Four months ago, she joined SearchLight, a team and organization that helps artists enter the world of NFTs.

“The metaverse is what life could be on a digital plane,” Bernstein said. “People can include things in their metaverse they think they lack in the real world. You get to create the world you want to see.”

Artists ready to ride NFT wave

In November 2021, The Press Democrat spoke with local mural artists MJ Lindo-Lawyer and Joshua Lawyer. The founders of The Mural Project, a Roseland-based nonprofit, said they’re brainstorming ways to implement NFTs into all their businesses.
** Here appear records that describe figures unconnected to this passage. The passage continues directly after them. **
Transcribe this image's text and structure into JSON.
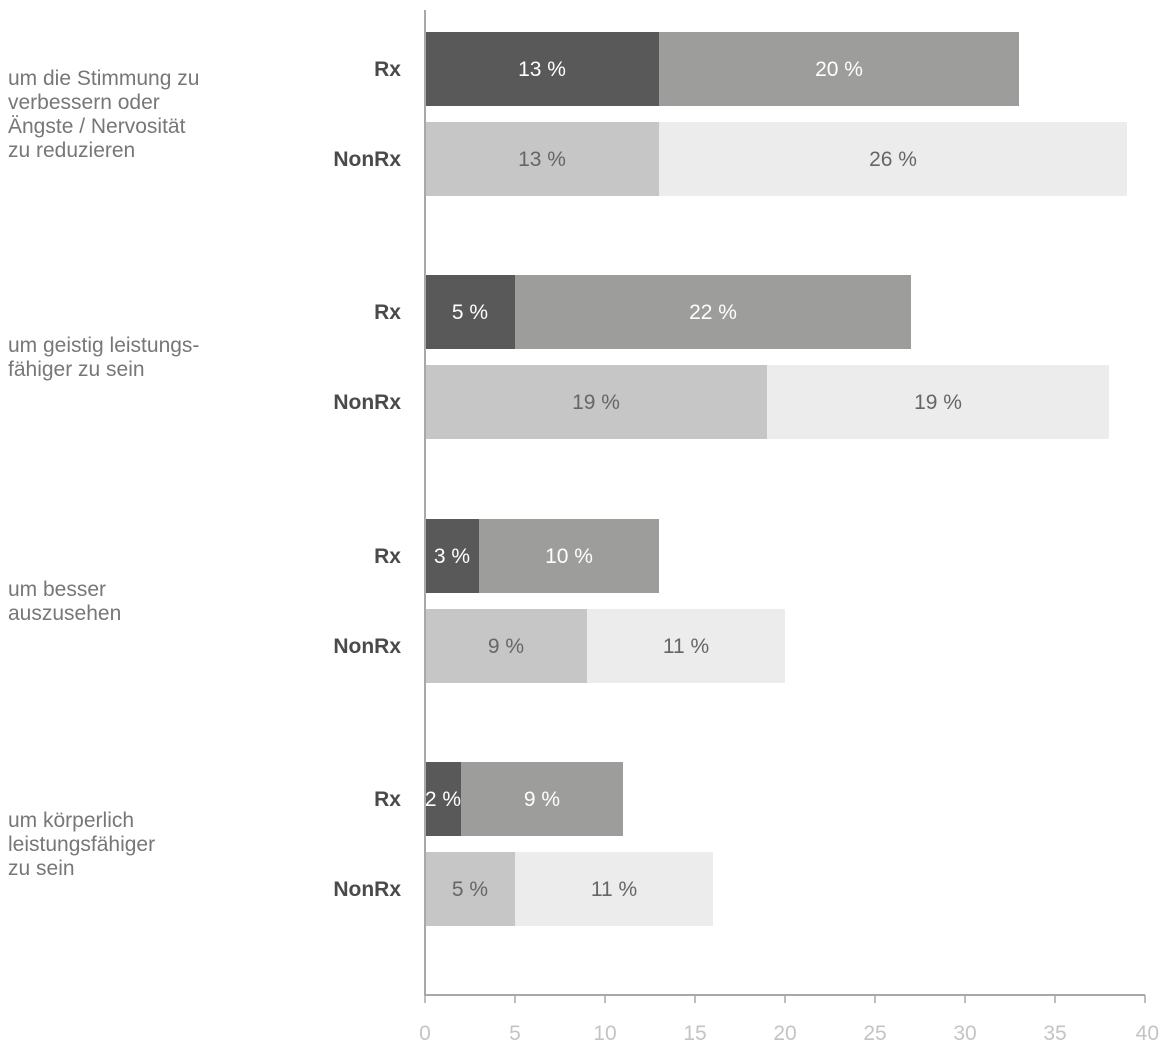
{
  "colors": {
    "rx_primary": "#595959",
    "rx_secondary": "#9d9d9b",
    "nonrx_primary": "#c6c6c6",
    "nonrx_secondary": "#ececec",
    "axis": "#a8a8a8",
    "label_on_dark": "#ffffff",
    "label_on_light": "#666666",
    "group_label": "#777777",
    "series_label": "#4a4a4a",
    "tick_label": "#c4c4c4"
  },
  "chart_data": {
    "type": "bar",
    "orientation": "horizontal",
    "stacked": true,
    "title": "",
    "xlabel": "",
    "ylabel": "",
    "xlim": [
      0,
      40
    ],
    "xticks": [
      0,
      5,
      10,
      15,
      20,
      25,
      30,
      35,
      40
    ],
    "xtick_labels": [
      "0",
      "5",
      "10",
      "15",
      "20",
      "25",
      "30",
      "35",
      "40"
    ],
    "grid": false,
    "legend": "none",
    "unit_suffix": " %",
    "groups": [
      {
        "label_lines": [
          "um die Stimmung zu",
          "verbessern oder",
          "Ängste / Nervosität",
          "zu reduzieren"
        ],
        "bars": [
          {
            "series": "Rx",
            "segments": [
              13,
              20
            ],
            "segment_labels": [
              "13 %",
              "20 %"
            ]
          },
          {
            "series": "NonRx",
            "segments": [
              13,
              26
            ],
            "segment_labels": [
              "13 %",
              "26 %"
            ]
          }
        ]
      },
      {
        "label_lines": [
          "um geistig leistungs-",
          "fähiger zu sein"
        ],
        "bars": [
          {
            "series": "Rx",
            "segments": [
              5,
              22
            ],
            "segment_labels": [
              "5 %",
              "22 %"
            ]
          },
          {
            "series": "NonRx",
            "segments": [
              19,
              19
            ],
            "segment_labels": [
              "19 %",
              "19 %"
            ]
          }
        ]
      },
      {
        "label_lines": [
          "um besser",
          "auszusehen"
        ],
        "bars": [
          {
            "series": "Rx",
            "segments": [
              3,
              10
            ],
            "segment_labels": [
              "3 %",
              "10 %"
            ]
          },
          {
            "series": "NonRx",
            "segments": [
              9,
              11
            ],
            "segment_labels": [
              "9 %",
              "11 %"
            ]
          }
        ]
      },
      {
        "label_lines": [
          "um körperlich",
          "leistungsfähiger",
          "zu sein"
        ],
        "bars": [
          {
            "series": "Rx",
            "segments": [
              2,
              9
            ],
            "segment_labels": [
              "2 %",
              "9 %"
            ]
          },
          {
            "series": "NonRx",
            "segments": [
              5,
              11
            ],
            "segment_labels": [
              "5 %",
              "11 %"
            ]
          }
        ]
      }
    ]
  }
}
That includes their annual Mural Festival, in which a group of artists create multiple murals at the same time in one location.
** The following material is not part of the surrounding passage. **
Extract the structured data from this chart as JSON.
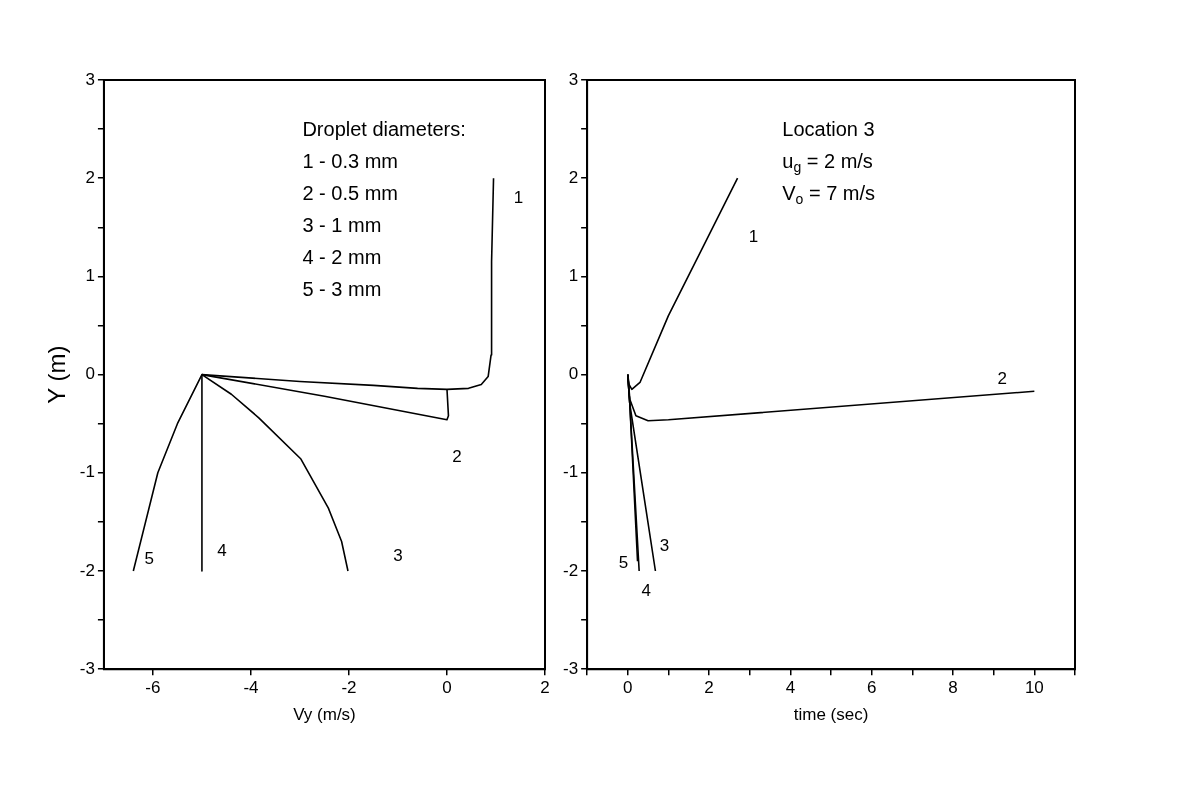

The couple’s idea is to create and sell an NFT of each mural.

“You get an NFT to sell, trade and collect but you also get to fund this mural project that gets to pay artists that create artwork for communities in the real world,” Joshua Lawyer explained. “We’ve been slowly educating ourselves on what this all means. It’s a hard concept to wrap your head around.”

Wedlake, San Carlos crypto NFT consultant, also advised Ledson on how to turn her paintings into NFTs.
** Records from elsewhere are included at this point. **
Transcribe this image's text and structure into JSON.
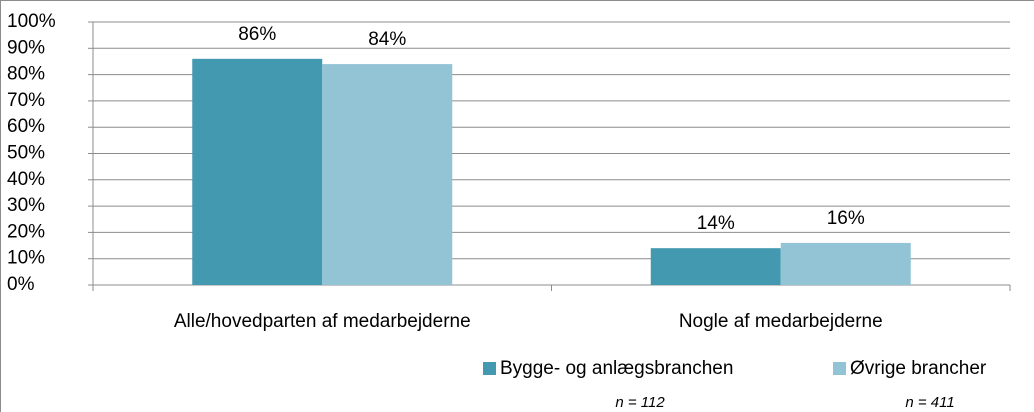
{
  "chart_data": {
    "type": "bar",
    "categories": [
      "Alle/hovedparten af medarbejderne",
      "Nogle af medarbejderne"
    ],
    "series": [
      {
        "name": "Bygge- og anlægsbranchen",
        "color": "#4299b0",
        "values": [
          86,
          14
        ],
        "value_labels": [
          "86%",
          "14%"
        ]
      },
      {
        "name": "Øvrige brancher",
        "color": "#93c4d6",
        "values": [
          84,
          16
        ],
        "value_labels": [
          "84%",
          "16%"
        ]
      }
    ],
    "ylim": [
      0,
      100
    ],
    "yticks": [
      {
        "value": 0,
        "label": "0%"
      },
      {
        "value": 10,
        "label": "10%"
      },
      {
        "value": 20,
        "label": "20%"
      },
      {
        "value": 30,
        "label": "30%"
      },
      {
        "value": 40,
        "label": "40%"
      },
      {
        "value": 50,
        "label": "50%"
      },
      {
        "value": 60,
        "label": "60%"
      },
      {
        "value": 70,
        "label": "70%"
      },
      {
        "value": 80,
        "label": "80%"
      },
      {
        "value": 90,
        "label": "90%"
      },
      {
        "value": 100,
        "label": "100%"
      }
    ],
    "grid": true,
    "legend": "bottom",
    "annotations": [
      "n =  112",
      "n = 411"
    ]
  }
}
“People who are entering into the NFT space now are considered a pioneer,” Wedlake said.

Joshua Lawyer said artists often feel they aren’t being paid enough for what their art and time is worth. However, he noted that the NFT space brings agency to an artist.

“Artists of all forms have gotten the harshest end of the stick,” Joshua Lawyer said. “Musicians make the music but the label gets the money, sorta deal. This space allows artists to own their art and have control over it which is always hard to do the moment you start gaining success.”

The Lawyers are each planning to release a collection of NFTs in the next few years but are searching for the right team to help them do so, MJ Lindo-Lawyer said.

Local brewery’s non-fungible tokens

In a 31-second video, a close-up recording captures a person pouring “Dope-alicious,” a beer from Santa Rosa’s Shady Oak Brewery, into a rotating glass and a description of the beer.

Though short, this video is one of five NFTs that Shady Oak released and sent out for free in November 2021 for the taproom’s third anniversary.

Shady Oak's NFT
Shady Oak's NFT

At the event, they put up a sign-up sheet and friends and regulars in attendance were sent the file for their virtual wallet.

Steve Doty, the taproom’s owner explained that including an NFT with every beer sold is a way to engage customers.

“I have zero idea what’s going to happen with the NFT space in the future,” Doty said. “We just hope it remains an extra thing that can be a part of what we do. It’s a way to engage with people and for people to be a part of the company.”